Don Riboldi, sacerdote rosminiano, si era formato nel Belice. All'indomani del terremoto del 68 con i suoi parrocchiani di Santa Ninfa marciò su Roma per chiedere interventi e un futuro per il suo popolo. «Ci inventammo tante strategie, non ultima quella del fare portavoce dei nostri diritti cinquanta bambini delle scuole elementari e medie. Fu un urlo che scosse l'opinione pubblica», raccontava.

Perone era uno studente di liceo quando con il suo amico Tommaso Esposito, erano i giovani leader del movimento studentesco, cercò Riboldi per organizzare un corteo: un avvocato, Antonio Mangiarulo, era stato ucciso alla stazione del paese, una violenza intollerabile. Poco prima era stato ammazzato il consigliere comunale del Pci di Ottaviano Mimmo Beneventano.
Partì la marcia di quei giovani, il vescovo diede loro fiducia. E si trattava di marciare sotto gli occhi degli uomini di don Raffaele Cutolo.

Il prete che aveva conservato l'accento della Brianza, anche quando andò in pensione continuò a scuotere le coscienze sul web postando dal convento di dei domenicani di Acerra diventato «casa dell'umana accoglienza.
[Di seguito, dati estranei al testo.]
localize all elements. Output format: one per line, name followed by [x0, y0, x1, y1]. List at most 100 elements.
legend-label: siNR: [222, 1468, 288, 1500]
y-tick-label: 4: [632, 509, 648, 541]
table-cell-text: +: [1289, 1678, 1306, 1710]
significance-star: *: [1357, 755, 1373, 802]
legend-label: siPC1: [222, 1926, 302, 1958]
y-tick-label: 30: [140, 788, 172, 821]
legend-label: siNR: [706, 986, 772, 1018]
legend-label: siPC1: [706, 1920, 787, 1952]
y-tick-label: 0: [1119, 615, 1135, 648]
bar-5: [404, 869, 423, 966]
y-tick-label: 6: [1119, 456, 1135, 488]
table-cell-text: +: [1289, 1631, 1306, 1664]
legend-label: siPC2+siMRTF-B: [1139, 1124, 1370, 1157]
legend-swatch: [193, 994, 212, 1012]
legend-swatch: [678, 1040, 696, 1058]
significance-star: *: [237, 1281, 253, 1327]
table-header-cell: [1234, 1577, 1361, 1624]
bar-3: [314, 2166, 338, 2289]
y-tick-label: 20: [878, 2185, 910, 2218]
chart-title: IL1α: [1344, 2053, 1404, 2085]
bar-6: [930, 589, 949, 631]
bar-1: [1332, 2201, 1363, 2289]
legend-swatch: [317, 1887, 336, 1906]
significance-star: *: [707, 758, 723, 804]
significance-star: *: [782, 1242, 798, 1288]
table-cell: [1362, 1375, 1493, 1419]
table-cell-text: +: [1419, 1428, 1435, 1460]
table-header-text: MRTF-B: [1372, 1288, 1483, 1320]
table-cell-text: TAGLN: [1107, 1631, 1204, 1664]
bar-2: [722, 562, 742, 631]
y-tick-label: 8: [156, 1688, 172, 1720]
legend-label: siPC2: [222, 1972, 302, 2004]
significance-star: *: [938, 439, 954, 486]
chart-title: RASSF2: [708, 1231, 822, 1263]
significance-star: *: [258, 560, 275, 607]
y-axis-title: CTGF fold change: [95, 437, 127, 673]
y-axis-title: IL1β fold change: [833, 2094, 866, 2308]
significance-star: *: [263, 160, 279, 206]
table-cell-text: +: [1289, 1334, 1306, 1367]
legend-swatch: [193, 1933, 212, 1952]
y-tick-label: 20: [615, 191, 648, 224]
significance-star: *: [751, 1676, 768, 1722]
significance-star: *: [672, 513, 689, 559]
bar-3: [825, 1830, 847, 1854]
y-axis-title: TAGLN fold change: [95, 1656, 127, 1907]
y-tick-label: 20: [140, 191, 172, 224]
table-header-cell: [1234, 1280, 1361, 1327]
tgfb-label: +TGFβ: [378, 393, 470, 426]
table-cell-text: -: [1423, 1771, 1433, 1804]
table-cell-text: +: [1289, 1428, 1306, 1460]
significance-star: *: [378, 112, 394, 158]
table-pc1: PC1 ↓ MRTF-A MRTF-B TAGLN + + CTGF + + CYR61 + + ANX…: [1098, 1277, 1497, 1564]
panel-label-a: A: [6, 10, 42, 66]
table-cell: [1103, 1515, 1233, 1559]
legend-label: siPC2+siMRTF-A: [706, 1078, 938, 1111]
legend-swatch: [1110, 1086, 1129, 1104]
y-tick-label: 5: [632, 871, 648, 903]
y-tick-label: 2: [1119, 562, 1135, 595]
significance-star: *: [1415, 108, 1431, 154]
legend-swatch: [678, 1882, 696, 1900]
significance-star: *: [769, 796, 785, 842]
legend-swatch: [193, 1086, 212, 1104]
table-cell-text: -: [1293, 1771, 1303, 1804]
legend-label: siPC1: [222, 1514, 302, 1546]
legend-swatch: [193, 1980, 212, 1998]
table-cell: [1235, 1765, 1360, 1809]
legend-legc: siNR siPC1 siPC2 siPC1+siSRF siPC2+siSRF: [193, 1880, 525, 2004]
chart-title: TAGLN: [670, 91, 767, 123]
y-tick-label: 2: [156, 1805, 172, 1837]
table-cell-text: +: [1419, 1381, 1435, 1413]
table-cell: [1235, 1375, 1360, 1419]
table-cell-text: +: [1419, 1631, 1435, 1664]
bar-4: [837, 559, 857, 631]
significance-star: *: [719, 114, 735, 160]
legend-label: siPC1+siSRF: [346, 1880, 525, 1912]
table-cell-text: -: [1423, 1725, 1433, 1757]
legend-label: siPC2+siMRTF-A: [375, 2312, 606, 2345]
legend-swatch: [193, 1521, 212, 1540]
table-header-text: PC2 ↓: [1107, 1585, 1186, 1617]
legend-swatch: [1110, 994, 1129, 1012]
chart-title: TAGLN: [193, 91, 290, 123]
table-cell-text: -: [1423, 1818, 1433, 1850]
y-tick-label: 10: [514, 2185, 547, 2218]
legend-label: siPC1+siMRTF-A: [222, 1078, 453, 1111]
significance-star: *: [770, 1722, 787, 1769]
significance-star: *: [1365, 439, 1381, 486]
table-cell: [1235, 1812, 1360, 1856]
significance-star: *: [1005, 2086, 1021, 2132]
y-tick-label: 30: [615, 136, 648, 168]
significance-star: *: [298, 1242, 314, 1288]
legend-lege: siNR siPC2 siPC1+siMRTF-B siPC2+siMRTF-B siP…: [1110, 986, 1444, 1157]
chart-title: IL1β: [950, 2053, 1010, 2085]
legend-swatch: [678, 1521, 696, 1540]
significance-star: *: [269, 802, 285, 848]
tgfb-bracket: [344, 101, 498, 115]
Era arrivato nel 78 nella diocesi rimasta vacante per 12 anni, e per 21 anni ha guidato non solo la Chiesa acerrana ma le coscienze di tutto il Sud.

Del volume «Don Riboldi. 1923-2023. Il coraggio tradito», edizioni San Paolo discuteranno oggi al circolo della stampa, alle 17.30, con l'autore e il vicecaporedattore de Il Mattino Aldo Balestra, il vescovo di Avellino Arturo Aiello, il deputato Gianfranco Rotondi e il presidente della Provincia Rizieri Buonopane.